The FBI recently took control of the program, known as Sentinel, from Bethesda-based contractor Lockheed Martin. Sentinel is a computerized system meant to replace the bureau's paper-based system for maintaining criminal investigation records.
In a new report, the inspector general detailed for the first time the agency's plan for overseeing the effort, which will reduce contract employees working on the effort from 220 to 40 and decrease the number of FBI employees assigned to it from 30 to 12.
The agency told the IG it has $45 million remaining in Sentinel's budget and will dedicate $25 million to operating and maintaining the system and $20 million to completing it within a year.
But the inspector general expressed concerns that the one-year, $20 million completion plan seems optimistic -- particularly "given that $20 million is approximately 90 percent less than what Lockheed Martin estimated was needed to complete the Sentinel project."
Additionally, the report said the new Sentinel likely won't be as functional as the planned version and that the FBI hasn't developed a detailed enough strategy for developing the remaining portions.

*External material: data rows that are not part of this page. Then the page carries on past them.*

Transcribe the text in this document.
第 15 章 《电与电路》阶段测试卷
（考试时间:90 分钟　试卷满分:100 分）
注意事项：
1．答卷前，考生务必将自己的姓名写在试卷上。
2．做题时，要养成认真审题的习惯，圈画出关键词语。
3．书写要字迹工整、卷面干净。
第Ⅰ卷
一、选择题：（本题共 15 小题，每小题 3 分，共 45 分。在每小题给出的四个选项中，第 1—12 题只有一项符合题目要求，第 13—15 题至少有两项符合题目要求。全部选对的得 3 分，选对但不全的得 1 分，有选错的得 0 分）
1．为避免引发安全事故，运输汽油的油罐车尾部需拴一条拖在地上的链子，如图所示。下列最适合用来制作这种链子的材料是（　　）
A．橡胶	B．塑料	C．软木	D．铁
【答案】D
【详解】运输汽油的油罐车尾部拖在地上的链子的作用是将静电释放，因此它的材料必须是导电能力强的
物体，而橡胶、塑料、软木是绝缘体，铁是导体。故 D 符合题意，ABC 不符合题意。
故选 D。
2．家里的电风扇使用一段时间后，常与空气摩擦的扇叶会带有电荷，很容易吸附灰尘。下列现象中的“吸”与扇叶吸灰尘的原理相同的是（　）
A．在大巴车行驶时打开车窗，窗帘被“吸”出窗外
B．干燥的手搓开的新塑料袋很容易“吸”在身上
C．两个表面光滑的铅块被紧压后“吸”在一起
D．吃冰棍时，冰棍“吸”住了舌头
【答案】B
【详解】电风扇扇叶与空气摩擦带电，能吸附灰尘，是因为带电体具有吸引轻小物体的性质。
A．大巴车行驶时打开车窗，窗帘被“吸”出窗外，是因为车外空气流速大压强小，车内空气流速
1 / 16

The FBI fired back at the inspector general last week, arguing that the report relies on outdated cost estimates and fails to "comply with generally accepted government accounting standards."
The critical report comes as the federal government continues to grapple with its information technology IT programs, many of which are delayed or over budget, raising concerns among the D.C. area's IT community.
A group representing industry and academia plans to release on Monday (Oct. 25) a set of recommendations on how the government might better oversee these efforts.
The Government Opportunity in the 21st Century Commission is set to recommend that the government develop programs in smaller pieces and more closely collaborate with industry in creating and managing IT programs.
The panel -- established by the TechAmerica Foundation, a nonprofit, nonpartisan affiliate of industry group TechAmerica -- will also recommend that the government assign a full-time, knowledgeable program manager to each system.
Steve Kelman of Harvard University's Kennedy School of Government, one of the panel's co-chairs, said the government needs to have the technical skills to oversee programs.
"At a big-picture level, the last thing we need is to bring major IT systems development in-house," he said. But "the government needs access to really good technical talent."